Humpback whales at risk of entanglement in fishing gear during times where cool water is sparse

Embargoed until: Publicly released: 2026-02-26 06:00

International

An underwater view of a humpback whale in Monterey Bay, California, in May 2016. Image 3 credit: West Coast Marine Mammal Stranding Network, CC-BY 4.0

Humpback whales living off the west coast of the US are facing higher risks of getting entangled in fishing equipment during the years that their normally cool-watered habitats are warmer, say US researchers. In 2014, the annual reported entanglements of humpbacks were below 10, but that number has risen to 31 being reported in 2024. The authors say that past research shows that higher sea surface temperatures push the whales towards the shores to follow their food, and in their new study, they found these entanglements follow the same path; warmer waters mean more whales caught in fishing gear. They say that, during the major marine heatwave of 2015 and 2016 - named "the blob" - there were a record number of entanglements - more than 40 confirmed. The team believe that we could use early forecasting to help mitigate or prepare for a large number of the entanglements.

News release

From: PLOS

Risk of whale entanglement in fishing gear tied to size of cool-water habitat

New findings could aid fishery management decisions for sustainable fishing and whale safety

New research shows that, off the U.S. West Coast, humpback whales face a higher risk of getting entangled in fishing equipment during years with lower availability of cool-water habitat, where the whales feed. Jarrod Santora of the National Oceanic and Atmospheric Administration, U.S., and colleagues present these findings in the open-access journal PLOS Climate on February 25^th.

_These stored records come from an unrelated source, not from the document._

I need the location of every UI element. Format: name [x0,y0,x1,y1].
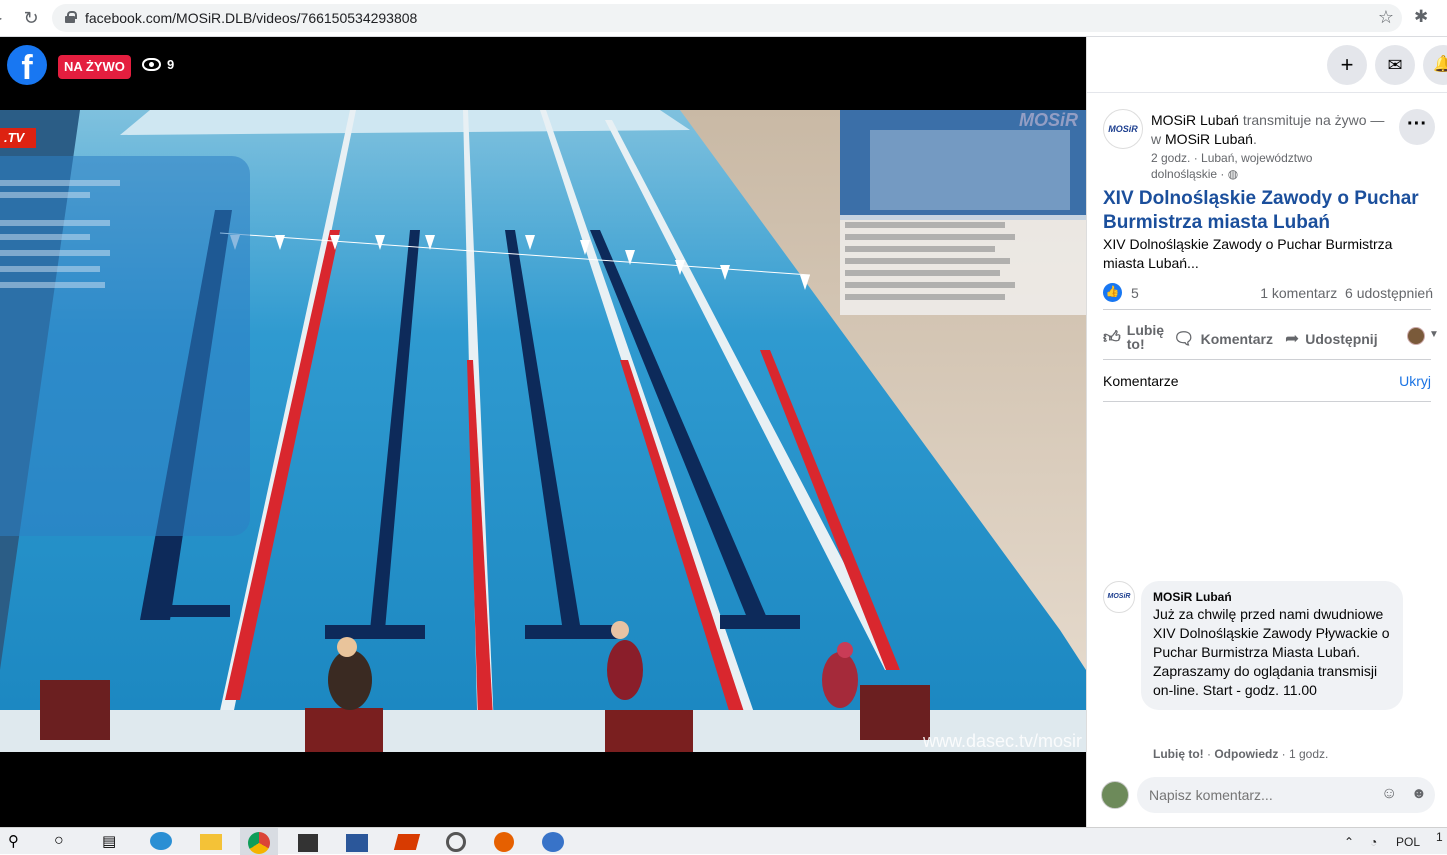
share-count[interactable]: 6 udostępnień [1345,285,1433,301]
divider [1103,309,1431,310]
create-plus-icon[interactable]: + [1327,45,1367,85]
viewer-count: 9 [142,57,174,72]
notifications-bell-icon[interactable]: 🔔 [1423,45,1447,85]
url-text[interactable]: facebook.com/MOSiR.DLB/videos/7661505342… [85,10,417,26]
app-blue-icon[interactable] [542,832,564,852]
extensions-puzzle-icon[interactable]: ✱ [1414,7,1428,27]
pool-scene [0,110,1086,752]
share-arrow-icon: ➦ [1285,329,1300,348]
clock[interactable]: 1 [1436,830,1443,844]
post-sidebar: + ✉ 🔔 MOSiR MOSiR Lubań transmituje na ż… [1086,37,1447,827]
cortana-circle-icon[interactable]: ○ [54,832,74,852]
comment-bubble: MOSiR Lubań Już za chwilę przed nami dwu… [1141,581,1403,710]
store-icon[interactable] [298,834,318,852]
share-button[interactable]: ➦ Udostępnij [1285,329,1378,349]
comments-header: Komentarze Ukryj [1103,373,1431,389]
comment-actions: Lubię to! · Odpowiedz · 1 godz. [1153,747,1329,761]
mosir-video-logo: MOSiR [1018,110,1078,130]
language-indicator[interactable]: POL [1396,835,1420,849]
task-view-icon[interactable]: ▤ [102,832,122,852]
viewer-count-value: 9 [167,57,175,72]
chrome-icon[interactable] [248,832,270,854]
speech-bubble-icon: 🗨 [1173,329,1195,348]
like-button[interactable]: 👍︎ Lubię to! [1103,323,1167,351]
tv-logo: .TV [0,128,36,148]
divider [1103,401,1431,402]
page-avatar[interactable]: MOSiR [1103,109,1143,149]
post-meta: 2 godz. · Lubań, województwo dolnośląski… [1151,150,1331,182]
bookmark-star-icon[interactable]: ☆ [1378,7,1394,28]
back-arrow-icon[interactable]: ▸ [0,11,2,25]
video-frame[interactable]: .TV MOSiR www.dasec.tv/mosir [0,110,1086,752]
reload-icon[interactable]: ↻ [20,7,42,29]
thumbs-up-reaction-icon[interactable]: 👍 [1103,283,1122,302]
comment-time[interactable]: 1 godz. [1289,747,1328,761]
location-name[interactable]: MOSiR Lubań [1165,131,1253,147]
chevron-down-icon[interactable]: ▼ [1429,329,1439,340]
tray-chevron-up-icon[interactable]: ⌃ [1344,835,1354,849]
comment-avatar[interactable]: MOSiR [1103,581,1135,613]
comment-label: Komentarz [1200,331,1273,347]
live-badge: NA ŻYWO [58,55,131,79]
comment-text: Już za chwilę przed nami dwudniowe XIV D… [1153,606,1390,698]
author-name[interactable]: MOSiR Lubań [1151,112,1239,128]
divider [1103,359,1431,360]
comment-reply-link[interactable]: Odpowiedz [1214,747,1278,761]
wifi-icon[interactable]: ◔ [1370,835,1377,849]
thumbs-up-icon: 👍︎ [1103,327,1121,347]
comments-title: Komentarze [1103,373,1179,389]
edge-icon[interactable] [150,832,172,850]
post-counts: 1 komentarz 6 udostępnień [1260,285,1433,301]
comment-like-link[interactable]: Lubię to! [1153,747,1204,761]
word-icon[interactable] [346,834,368,852]
more-options-icon[interactable]: ··· [1399,109,1435,145]
comment-count[interactable]: 1 komentarz [1260,285,1337,301]
post-stats: 👍 5 1 komentarz 6 udostępnień [1103,283,1433,303]
author-line: MOSiR Lubań transmituje na żywo — w MOSi… [1151,112,1385,147]
comment-author[interactable]: MOSiR Lubań [1153,589,1391,605]
user-avatar[interactable] [1101,781,1129,809]
like-label: Lubię to! [1126,322,1165,352]
eye-icon [142,58,161,71]
hide-comments-link[interactable]: Ukryj [1399,373,1431,389]
globe-icon: ◍ [1227,167,1239,181]
post-title[interactable]: XIV Dolnośląskie Zawody o Puchar Burmist… [1103,187,1438,235]
file-explorer-icon[interactable] [200,834,222,850]
profile-select-avatar[interactable] [1407,327,1425,345]
browser-toolbar: ▸ ↻ facebook.com/MOSiR.DLB/videos/766150… [0,0,1447,37]
app-gray-icon[interactable] [446,832,466,852]
firefox-icon[interactable] [494,832,514,852]
emoji-icon[interactable]: ☺ [1381,785,1397,803]
top-action-bar: + ✉ 🔔 [1087,37,1447,93]
app-red-icon[interactable] [393,834,421,850]
post-description: XIV Dolnośląskie Zawody o Puchar Burmist… [1103,236,1393,271]
video-player[interactable]: f NA ŻYWO 9 .TV MOSiR www.dasec.tv/mosir [0,37,1086,827]
video-watermark: www.dasec.tv/mosir [922,731,1082,751]
windows-taskbar: ⚲ ○ ▤ ⌃ ◔ POL 1 [0,827,1447,855]
write-comment: ☺ ☻ [1101,777,1441,817]
like-count[interactable]: 5 [1131,285,1139,301]
messenger-icon[interactable]: ✉ [1375,45,1415,85]
address-bar[interactable]: facebook.com/MOSiR.DLB/videos/7661505342… [52,4,1402,32]
lock-icon[interactable] [65,11,77,23]
post-actions: 👍︎ Lubię to! 🗨 Komentarz ➦ Udostępnij ▼ [1103,321,1439,357]
comment-button[interactable]: 🗨 Komentarz [1173,329,1273,349]
sticker-icon[interactable]: ☻ [1411,785,1427,802]
share-label: Udostępnij [1305,331,1378,347]
facebook-logo-icon[interactable]: f [7,45,47,85]
search-icon[interactable]: ⚲ [8,832,28,852]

Many kinds of fishing gear, such as gillnets and traps, can entangle whales, injuring or even killing them. Before 2014, annual reported entanglements off the U.S. West Coast were below 10, but reports have risen, with 31 reported in 2024. Prior research has shown that, when sea surface temperatures rise, the area of cool water where whales feed shrinks and becomes compressed shoreward, where fishing activity is more intense—possibly boosting risk of entanglement.

However, many entanglements are never detected, and when they are, it may be unclear where and when the whale first became entangled. Additionally, humpback populations have grown, which could boost entanglement numbers. Thus, the interplay of factors contributing to entanglement risk remains challenging for researchers to understand.

To address this challenge, Santora and colleagues analyzed associations between reported humpback entanglements, population size, and changes in cool-water habitat area off the West Coast over the last 2.5 decades. They employed the Habitat Compression Index, a metric previously developed under Santora’s leadership, which tracks changes in overall availability of cool-water habitat.

They found that more humpback entanglements occurred during years with lower cool-water habitat area, and that population growth alone was not enough to statistically explain the increases—especially during a major marine heatwave (“the blob”) in 2015 and 2016. These findings suggest the record number of entanglements—more than 40 confirmed—during that heatwave occurred not just because there were more whales, but also because of habitat compression.

The findings also show that the Habitat Compression Index can predict ocean conditions up to a year in advance. Accordingly, the researchers recommend integrating the metric as an early warning system to aid fishery management decisions that could impact entanglement risk, such as fishing season timing and trap number limits.

The authors add, “Habitat compression is a primary driver of entanglements. We found strong negative correlations between cool thermal habitat availability and entanglement reports. Years with low cumulative thermal habitat (high compression) consistently resulted in the highest number of entanglements across all US West Coast regions, making cHCI a critical predictor of both risk and detection.

“Environmental shifts influence risk more than population growth. While population recovery contributes to baseline interactions, it does not explain extreme spikes (e.g., 2015–2016 and 2024). Analysis of "excess entanglements" (residuals controlled for population size) confirmed that environmental conditions exacerbate risk significantly beyond density-dependent factors. Additionally, our "compression-assisted resolution" hypothesis suggests that extreme compression concentrates whales nearshore, artificially inflating recapture rates and explaining biologically implausible population growth estimates (>30%) during heatwaves.

“Forecasting provides an early warning system. The cHCI effectively predicts ocean conditions 6–12 months in advance. For example, January 2024 forecasts correctly predicted the year's low thermal habitat, which coincided with a rise in entanglements to 31 reports.

“Operationalizing a ‘rate tracker’ aids management. We recommend integrating cHCI into risk assessments as a ‘rate tracker’. Monitoring thermal habitat accumulation during winter and spring enables managers to make strategic decisions regarding seasonal fishing activity and mitigation efforts.”